Hello Konrad and Sergei

Thank you both for the great extensive answers! And it made me think more with this p < 0.05 we all (well at least I have) follow by heart. In fact the reason why I was thinking of the second method was that I wanted to avoid making too much multiple comparisons as possible and try to avoid thinking the problem with multiple comparisons. So say for example I want to see if genes in glucose metabolism evolve faster then sucrose metabolism (and lets say that we have good reasons to believe genes involved in sucrose metabolism are likely to be under more constraint), from here my plan was to conduct MEME analysis (and potentially FUBAR) on all genes that are involved in glucose metabolism and sucrose metabolism.
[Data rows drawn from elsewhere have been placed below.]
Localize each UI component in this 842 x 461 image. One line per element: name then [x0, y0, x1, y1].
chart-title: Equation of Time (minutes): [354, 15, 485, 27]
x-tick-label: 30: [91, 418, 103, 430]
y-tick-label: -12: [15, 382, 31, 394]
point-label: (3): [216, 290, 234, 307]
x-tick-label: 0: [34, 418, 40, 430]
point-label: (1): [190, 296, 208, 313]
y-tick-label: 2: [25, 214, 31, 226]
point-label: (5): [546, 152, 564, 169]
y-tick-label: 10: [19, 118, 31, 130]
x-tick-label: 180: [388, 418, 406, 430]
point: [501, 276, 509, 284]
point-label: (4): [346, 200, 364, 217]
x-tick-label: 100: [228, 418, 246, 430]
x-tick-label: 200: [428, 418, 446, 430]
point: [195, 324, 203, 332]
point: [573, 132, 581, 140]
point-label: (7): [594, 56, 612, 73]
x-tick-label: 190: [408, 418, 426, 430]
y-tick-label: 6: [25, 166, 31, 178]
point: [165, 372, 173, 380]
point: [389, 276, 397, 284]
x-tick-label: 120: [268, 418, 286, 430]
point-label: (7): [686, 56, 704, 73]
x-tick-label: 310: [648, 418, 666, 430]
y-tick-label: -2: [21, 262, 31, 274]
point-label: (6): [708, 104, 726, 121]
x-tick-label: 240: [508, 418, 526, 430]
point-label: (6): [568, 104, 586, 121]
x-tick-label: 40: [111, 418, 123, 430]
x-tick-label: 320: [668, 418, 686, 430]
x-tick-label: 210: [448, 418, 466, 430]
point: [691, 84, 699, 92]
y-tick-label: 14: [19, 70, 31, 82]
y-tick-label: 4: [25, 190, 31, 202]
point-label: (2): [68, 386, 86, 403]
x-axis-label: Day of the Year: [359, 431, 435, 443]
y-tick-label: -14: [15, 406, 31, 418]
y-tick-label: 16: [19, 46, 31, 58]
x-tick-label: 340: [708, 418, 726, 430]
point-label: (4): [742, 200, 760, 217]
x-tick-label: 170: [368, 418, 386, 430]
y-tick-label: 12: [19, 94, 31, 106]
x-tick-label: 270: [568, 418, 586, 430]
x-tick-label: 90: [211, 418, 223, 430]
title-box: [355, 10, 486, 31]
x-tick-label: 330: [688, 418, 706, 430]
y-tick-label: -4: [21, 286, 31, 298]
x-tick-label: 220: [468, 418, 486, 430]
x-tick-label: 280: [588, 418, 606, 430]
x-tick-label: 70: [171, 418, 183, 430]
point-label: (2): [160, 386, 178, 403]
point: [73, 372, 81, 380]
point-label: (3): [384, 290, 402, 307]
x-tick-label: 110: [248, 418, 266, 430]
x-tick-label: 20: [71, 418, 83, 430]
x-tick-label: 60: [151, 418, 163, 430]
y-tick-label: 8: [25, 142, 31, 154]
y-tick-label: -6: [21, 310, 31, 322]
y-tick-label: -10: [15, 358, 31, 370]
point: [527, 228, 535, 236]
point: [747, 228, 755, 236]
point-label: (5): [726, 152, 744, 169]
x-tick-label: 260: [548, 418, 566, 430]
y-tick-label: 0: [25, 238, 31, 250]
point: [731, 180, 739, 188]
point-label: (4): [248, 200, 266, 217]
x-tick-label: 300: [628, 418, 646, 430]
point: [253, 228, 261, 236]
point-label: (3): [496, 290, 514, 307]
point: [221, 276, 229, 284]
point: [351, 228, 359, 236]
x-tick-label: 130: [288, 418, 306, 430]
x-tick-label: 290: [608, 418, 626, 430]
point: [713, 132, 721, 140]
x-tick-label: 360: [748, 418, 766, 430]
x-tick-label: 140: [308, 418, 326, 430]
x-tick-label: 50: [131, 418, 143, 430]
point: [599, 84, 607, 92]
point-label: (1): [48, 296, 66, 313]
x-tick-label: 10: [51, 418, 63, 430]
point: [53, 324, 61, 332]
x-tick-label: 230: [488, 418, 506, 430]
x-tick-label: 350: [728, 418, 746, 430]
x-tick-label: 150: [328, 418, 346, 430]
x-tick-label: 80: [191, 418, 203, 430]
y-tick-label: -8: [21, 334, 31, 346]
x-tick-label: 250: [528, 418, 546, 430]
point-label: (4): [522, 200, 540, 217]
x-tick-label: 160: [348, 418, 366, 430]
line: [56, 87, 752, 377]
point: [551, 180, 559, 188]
If the evolutionary pressure on a gene is close to neutral (however more likely to be under negative selection) I would assume fewer instances of high lnL per gene and this logic is then extended to groups of genes. Thus by comparing the distribution of lnL values of glucose metabolism gene and sucrose metabolism genes my thought was that one could than answer and accept or reject the null hypothesis "There is no difference in the number of sites with significant episodic selection between the glucose and sucrose metabolism system".

However reading Sergei's second comment perhaps grouping lnL values of different genes is not recommended. What if one conducted simulations to create a dataset of neutral sequences and the lnL values from that sequences used as a null distribution (used in some genome wide phylogenetic studies)?

Thank you once again for great suggestions!